The changes made to the Safeguards Rule keep the overall goal of the rule intact while implementing more specific criteria as to what data needs to be protected and how to go about it. Some of these provisions, the ones easiest to implement, went into effect no more than a month after the new rule was published. For other provisions, however, the FTC gave businesses a 14-month deadline to comply. This is the deadline that’s been extended, and now car dealerships have until June 9. 2023 to meet certain requirements:

  • Appoint a qualified individual to establish and maintain an information security program
  • Implement mandatory safeguards such as multi-factor authentication, disposal procedures, and secure development practices
  • Encrypt any and all sensitive information
  • Limit who can access sensitive information and log all authorized and unauthorized activity
  • Develop an incident response plan for when and if a security breach occurs
  • Conduct regular assessments of security practices, especially those involving key systems
  • Adequately train employees on the policies and procedures for your Information Security Program

(Usherwood)

 

Why Did the FTC Extend the Deadline?

The FTC added another six months to the original deadline for two primary reasons, both dealing with shortages. First, numerous reports informed the FTC that there is a serious lack of qualified individuals to run the security programs required by the Safeguards rule. Secondly, due to the widespread supply chain issues caused by the COVID-19 pandemic, there’s a shortage of the equipment required to upgrade security systems to meet the new criteria. Multiple organizations cited these reasons when requesting a deadline extension from the FTC.

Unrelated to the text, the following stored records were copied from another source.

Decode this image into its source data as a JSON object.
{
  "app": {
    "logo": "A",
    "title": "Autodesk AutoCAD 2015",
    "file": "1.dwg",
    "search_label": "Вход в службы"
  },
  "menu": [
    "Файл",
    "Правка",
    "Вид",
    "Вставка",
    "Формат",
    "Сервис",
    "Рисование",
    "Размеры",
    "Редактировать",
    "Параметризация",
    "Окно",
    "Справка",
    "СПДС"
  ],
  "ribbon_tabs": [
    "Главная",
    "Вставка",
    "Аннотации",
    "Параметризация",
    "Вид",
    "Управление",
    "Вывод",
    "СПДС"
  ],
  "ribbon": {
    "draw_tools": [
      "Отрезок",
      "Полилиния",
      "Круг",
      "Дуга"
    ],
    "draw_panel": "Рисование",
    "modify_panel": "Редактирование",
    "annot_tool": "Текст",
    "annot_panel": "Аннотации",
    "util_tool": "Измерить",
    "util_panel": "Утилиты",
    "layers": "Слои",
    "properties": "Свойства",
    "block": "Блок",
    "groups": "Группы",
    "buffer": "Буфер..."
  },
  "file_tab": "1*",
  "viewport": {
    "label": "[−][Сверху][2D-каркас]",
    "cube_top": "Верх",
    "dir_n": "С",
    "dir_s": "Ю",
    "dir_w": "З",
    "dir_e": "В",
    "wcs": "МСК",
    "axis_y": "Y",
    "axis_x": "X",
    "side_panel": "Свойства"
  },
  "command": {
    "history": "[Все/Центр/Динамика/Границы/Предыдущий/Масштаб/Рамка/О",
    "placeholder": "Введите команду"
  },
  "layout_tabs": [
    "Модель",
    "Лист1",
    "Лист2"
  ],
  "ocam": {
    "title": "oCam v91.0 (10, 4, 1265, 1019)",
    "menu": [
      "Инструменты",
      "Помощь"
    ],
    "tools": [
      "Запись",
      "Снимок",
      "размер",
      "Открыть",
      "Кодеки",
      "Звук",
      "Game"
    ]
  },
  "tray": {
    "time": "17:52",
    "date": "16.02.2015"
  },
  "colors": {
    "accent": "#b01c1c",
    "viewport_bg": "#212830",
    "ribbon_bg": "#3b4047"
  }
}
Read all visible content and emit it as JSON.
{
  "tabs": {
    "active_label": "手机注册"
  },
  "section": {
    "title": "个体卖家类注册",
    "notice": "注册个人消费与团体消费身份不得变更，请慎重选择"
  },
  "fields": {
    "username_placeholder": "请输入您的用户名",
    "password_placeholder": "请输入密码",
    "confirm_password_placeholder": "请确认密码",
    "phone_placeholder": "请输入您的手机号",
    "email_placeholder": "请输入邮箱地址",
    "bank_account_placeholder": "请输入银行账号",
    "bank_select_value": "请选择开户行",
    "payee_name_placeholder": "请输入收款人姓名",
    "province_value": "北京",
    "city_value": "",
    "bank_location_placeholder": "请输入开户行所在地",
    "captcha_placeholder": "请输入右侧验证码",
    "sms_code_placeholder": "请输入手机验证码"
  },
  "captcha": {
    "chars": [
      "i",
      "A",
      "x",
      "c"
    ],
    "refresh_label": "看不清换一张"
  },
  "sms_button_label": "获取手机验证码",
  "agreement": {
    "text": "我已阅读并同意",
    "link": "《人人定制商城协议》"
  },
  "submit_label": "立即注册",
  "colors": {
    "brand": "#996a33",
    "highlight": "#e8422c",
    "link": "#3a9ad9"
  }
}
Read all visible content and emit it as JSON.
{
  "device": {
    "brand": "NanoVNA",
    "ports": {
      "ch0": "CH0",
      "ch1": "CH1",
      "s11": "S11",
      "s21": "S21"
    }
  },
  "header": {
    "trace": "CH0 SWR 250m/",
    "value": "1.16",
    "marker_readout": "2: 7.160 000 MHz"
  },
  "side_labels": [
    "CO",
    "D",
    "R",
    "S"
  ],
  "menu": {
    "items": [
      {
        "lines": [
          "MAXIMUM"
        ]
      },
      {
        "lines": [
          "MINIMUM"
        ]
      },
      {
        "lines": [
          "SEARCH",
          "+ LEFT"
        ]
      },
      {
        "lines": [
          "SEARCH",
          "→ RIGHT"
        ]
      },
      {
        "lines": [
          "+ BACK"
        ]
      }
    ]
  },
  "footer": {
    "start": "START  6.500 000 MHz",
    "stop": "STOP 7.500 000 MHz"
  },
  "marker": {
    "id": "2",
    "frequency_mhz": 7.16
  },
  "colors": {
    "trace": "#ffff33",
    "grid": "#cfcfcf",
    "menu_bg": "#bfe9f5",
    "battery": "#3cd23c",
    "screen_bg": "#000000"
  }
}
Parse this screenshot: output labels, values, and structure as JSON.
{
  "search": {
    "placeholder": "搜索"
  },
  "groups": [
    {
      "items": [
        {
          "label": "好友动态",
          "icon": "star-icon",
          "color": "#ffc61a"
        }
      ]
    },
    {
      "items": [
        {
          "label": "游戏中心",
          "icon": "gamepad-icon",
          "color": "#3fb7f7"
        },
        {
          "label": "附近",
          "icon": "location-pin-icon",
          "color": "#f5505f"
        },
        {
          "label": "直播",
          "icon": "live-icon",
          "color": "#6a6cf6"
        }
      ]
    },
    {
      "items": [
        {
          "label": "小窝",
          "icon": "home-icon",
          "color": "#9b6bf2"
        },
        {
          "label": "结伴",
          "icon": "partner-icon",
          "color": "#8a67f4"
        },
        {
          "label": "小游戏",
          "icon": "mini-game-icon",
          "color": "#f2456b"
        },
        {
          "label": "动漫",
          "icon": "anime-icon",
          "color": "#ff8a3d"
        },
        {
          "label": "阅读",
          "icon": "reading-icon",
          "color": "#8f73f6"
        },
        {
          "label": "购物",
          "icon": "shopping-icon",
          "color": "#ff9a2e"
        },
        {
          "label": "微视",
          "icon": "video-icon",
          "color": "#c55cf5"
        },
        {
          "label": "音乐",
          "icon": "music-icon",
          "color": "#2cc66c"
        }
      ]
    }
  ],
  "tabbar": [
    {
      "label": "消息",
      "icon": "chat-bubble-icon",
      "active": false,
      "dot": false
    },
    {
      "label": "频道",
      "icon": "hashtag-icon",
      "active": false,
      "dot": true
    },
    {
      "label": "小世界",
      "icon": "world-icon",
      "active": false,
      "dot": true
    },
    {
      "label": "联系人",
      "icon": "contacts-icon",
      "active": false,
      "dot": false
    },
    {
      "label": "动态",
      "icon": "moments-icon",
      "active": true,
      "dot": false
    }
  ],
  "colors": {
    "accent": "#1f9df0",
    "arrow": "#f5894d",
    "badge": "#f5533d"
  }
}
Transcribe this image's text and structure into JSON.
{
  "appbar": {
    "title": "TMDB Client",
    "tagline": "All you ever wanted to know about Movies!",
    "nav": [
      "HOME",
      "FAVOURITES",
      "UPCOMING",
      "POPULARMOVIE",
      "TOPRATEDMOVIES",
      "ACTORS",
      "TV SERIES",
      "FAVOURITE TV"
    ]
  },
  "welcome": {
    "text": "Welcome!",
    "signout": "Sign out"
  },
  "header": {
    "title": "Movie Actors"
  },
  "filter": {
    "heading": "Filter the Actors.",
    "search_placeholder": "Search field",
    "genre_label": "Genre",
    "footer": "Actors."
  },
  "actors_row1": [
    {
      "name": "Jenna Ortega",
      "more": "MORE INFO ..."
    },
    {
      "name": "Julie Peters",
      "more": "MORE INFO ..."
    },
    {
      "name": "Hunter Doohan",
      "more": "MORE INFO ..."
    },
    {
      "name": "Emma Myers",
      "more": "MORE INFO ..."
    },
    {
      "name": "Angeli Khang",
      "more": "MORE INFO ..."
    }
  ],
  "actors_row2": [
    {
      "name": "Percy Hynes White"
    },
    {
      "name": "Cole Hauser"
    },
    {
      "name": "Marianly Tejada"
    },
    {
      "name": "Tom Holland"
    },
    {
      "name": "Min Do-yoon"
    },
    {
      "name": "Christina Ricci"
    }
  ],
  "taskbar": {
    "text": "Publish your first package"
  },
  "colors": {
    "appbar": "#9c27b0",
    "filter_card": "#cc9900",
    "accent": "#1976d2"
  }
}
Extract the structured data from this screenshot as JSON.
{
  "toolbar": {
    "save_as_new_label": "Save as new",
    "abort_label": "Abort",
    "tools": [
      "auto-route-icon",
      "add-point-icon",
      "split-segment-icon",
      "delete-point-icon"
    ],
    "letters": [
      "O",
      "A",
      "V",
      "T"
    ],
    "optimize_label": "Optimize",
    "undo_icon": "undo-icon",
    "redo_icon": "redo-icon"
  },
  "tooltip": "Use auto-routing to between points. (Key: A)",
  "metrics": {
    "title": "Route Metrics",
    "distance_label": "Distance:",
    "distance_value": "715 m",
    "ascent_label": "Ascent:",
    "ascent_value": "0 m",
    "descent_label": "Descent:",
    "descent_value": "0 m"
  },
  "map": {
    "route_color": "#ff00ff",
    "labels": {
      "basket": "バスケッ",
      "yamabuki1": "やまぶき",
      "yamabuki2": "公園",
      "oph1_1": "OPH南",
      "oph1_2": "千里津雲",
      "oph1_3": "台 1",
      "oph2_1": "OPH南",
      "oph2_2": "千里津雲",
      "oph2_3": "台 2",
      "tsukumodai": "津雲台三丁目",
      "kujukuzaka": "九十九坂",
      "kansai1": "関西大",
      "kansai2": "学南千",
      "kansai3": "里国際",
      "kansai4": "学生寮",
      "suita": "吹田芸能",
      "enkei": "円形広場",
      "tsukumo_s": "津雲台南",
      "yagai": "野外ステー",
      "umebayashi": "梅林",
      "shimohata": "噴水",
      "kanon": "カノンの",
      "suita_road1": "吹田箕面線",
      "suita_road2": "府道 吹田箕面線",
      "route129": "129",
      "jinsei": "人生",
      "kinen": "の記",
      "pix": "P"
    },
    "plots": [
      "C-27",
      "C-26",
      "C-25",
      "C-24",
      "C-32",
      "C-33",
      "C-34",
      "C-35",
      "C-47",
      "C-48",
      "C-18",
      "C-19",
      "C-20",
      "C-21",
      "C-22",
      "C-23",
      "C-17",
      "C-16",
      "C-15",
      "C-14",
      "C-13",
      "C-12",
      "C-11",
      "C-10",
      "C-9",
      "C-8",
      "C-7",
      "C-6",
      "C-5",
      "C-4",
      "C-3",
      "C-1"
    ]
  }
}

These shortages make it extremely difficult for cooperating dealerships to comply with the new rules, especially smaller dealerships that don’t have the resources to keep up with rising costs. These new rules affect all non-banking financial institutions, both big and small, and it’s no secret that smaller companies are struggling right now. (FTC)

 

It’s All About Cyber Crime

While there are multiple factors that went into these changes, the common threat behind most of them are of the cyber variety. Massive data breaches seem to happen on a regular basis, and considering that most modern companies store a lot of data online, they’re all potential targets. These attacks can lead to identity theft, missing funds, document tampering, and more, all of which are devastating to both consumers and businesses alike.